Ai-je couché avec assez d’hommes pour ne jamais avoir envie de le tromper ?
Lorsque je repense à mes quinze ans, je me revois dans mon lit. Esseulé, allongé sur un matelas au milieu du Pacifique. Je dérivais seul, sans l’ombre d’un compagnon.
En grandissant, mes compagnons ont également grandi. 34, 47 ans. Des âges insolents pour un garçon de 23 ans. Et mes conquêtes, toujours plus nombreuses. Un garçon, une fille, un baiser, un casé, un divorcé, un Américain, des inconnus, beaucoup trop d’inconnus. Des centaines dans leur lit. Toujours dans leur lit ; les exceptions sont rares puisqu’elles sont exceptions.

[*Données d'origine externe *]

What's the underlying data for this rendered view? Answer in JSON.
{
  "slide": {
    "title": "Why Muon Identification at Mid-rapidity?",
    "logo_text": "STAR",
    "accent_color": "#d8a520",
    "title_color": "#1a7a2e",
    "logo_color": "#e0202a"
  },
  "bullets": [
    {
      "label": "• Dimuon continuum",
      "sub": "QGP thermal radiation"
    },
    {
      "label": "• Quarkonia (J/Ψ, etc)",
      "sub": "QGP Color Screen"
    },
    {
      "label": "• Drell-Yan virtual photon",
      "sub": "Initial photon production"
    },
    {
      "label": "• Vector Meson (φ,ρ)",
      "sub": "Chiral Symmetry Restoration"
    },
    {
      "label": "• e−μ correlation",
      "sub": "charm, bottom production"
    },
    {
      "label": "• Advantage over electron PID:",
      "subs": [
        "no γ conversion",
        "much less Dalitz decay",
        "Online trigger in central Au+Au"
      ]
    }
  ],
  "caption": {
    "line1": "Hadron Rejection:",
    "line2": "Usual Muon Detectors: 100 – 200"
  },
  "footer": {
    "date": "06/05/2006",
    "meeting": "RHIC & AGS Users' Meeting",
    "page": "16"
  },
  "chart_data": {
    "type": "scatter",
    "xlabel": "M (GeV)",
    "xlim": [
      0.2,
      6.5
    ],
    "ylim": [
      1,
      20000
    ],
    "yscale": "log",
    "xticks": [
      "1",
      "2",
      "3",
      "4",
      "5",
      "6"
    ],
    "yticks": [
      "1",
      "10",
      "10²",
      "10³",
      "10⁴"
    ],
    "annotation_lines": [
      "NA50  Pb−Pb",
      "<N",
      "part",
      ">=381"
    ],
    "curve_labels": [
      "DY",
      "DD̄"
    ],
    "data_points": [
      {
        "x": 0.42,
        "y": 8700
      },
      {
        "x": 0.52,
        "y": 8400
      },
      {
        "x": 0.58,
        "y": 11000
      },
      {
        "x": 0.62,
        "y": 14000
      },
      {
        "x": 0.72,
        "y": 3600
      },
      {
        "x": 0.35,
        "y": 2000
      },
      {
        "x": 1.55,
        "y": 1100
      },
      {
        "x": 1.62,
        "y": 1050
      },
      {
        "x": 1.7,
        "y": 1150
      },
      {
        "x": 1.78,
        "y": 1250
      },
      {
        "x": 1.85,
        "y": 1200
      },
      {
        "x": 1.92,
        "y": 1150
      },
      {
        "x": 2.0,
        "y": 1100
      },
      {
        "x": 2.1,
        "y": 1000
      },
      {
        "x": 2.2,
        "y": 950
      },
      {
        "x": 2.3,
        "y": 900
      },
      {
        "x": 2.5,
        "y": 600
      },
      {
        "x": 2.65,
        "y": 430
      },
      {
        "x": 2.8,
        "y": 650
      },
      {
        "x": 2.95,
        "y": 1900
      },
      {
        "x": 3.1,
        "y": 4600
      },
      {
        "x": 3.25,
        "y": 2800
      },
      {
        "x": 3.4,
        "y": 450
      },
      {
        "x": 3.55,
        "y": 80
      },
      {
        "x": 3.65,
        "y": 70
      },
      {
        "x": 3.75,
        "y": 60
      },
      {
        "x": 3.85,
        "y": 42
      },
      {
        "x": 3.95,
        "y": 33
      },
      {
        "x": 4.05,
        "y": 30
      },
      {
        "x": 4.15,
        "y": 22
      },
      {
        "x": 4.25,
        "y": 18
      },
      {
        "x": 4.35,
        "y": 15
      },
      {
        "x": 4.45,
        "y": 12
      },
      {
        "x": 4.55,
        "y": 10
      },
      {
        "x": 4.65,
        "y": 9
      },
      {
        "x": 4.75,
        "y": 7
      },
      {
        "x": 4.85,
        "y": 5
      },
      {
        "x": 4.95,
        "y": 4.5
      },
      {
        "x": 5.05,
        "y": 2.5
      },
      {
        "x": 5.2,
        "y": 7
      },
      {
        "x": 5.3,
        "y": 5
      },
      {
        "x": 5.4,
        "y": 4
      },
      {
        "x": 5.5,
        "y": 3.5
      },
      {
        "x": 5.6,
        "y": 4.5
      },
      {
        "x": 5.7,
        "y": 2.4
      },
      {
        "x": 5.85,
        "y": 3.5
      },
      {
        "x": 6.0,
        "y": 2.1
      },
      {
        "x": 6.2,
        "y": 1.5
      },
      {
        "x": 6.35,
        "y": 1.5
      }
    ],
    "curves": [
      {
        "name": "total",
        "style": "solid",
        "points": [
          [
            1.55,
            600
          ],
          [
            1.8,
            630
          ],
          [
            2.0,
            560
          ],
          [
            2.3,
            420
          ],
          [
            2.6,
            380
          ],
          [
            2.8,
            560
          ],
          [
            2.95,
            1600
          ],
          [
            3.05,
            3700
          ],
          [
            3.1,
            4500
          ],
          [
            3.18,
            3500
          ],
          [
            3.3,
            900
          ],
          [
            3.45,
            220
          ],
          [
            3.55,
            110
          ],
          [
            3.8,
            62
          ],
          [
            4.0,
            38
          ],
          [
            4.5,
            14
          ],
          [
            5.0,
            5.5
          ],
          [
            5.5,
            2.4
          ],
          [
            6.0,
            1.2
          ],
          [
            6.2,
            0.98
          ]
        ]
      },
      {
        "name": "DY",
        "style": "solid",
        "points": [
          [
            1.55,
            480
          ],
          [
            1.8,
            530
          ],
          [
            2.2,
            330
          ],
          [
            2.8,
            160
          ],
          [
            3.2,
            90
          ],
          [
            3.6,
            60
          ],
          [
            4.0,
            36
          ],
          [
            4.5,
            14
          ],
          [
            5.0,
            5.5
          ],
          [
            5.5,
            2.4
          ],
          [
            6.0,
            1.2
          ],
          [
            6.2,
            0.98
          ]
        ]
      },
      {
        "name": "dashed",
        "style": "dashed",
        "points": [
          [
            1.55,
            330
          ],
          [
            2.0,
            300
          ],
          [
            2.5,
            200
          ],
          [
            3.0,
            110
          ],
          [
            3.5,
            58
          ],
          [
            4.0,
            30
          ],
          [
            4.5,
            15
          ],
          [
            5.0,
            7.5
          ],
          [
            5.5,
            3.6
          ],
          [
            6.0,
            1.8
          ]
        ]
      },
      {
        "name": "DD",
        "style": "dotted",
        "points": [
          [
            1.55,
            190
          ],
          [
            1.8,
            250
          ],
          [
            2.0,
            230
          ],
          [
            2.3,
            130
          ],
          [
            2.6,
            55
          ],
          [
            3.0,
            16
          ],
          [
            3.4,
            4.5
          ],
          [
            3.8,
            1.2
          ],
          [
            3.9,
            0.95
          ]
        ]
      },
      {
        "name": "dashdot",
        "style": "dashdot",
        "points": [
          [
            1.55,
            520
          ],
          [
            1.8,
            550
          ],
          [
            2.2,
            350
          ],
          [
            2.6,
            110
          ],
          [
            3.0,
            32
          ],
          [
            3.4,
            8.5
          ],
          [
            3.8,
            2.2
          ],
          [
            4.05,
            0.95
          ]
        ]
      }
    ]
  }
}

Et jamais personne là-dedans, jamais personne qui ne me retienne dans ses draps. Personne qui me donne envie de rester là.
Alors aujourd’hui je suis libre mais je suis deux. Aujourd’hui je suis libre et j’ai vécu. Des baisers violés par centaine, des regards biaisés par dizaine. Toujours dans les yeux, même si c’est un jeu. Quelle valeur apporter à ce qui m’attend dans Son lit ?
Je préférais un homme qui en aurait connu des dizaines, des milliers, pour que soudain il s’arrête. Sur moi. Chez moi.
Il a vécu, j’ai vécu ; il s’est lassé, j’n’ai pas l’air rassasié.
Aujourd’hui j’ai peur, peur de le tromper alors que je pourrais l’aimer et – nouveauté – lui aussi pourrait m’aimer.
L’amour me fait flipper.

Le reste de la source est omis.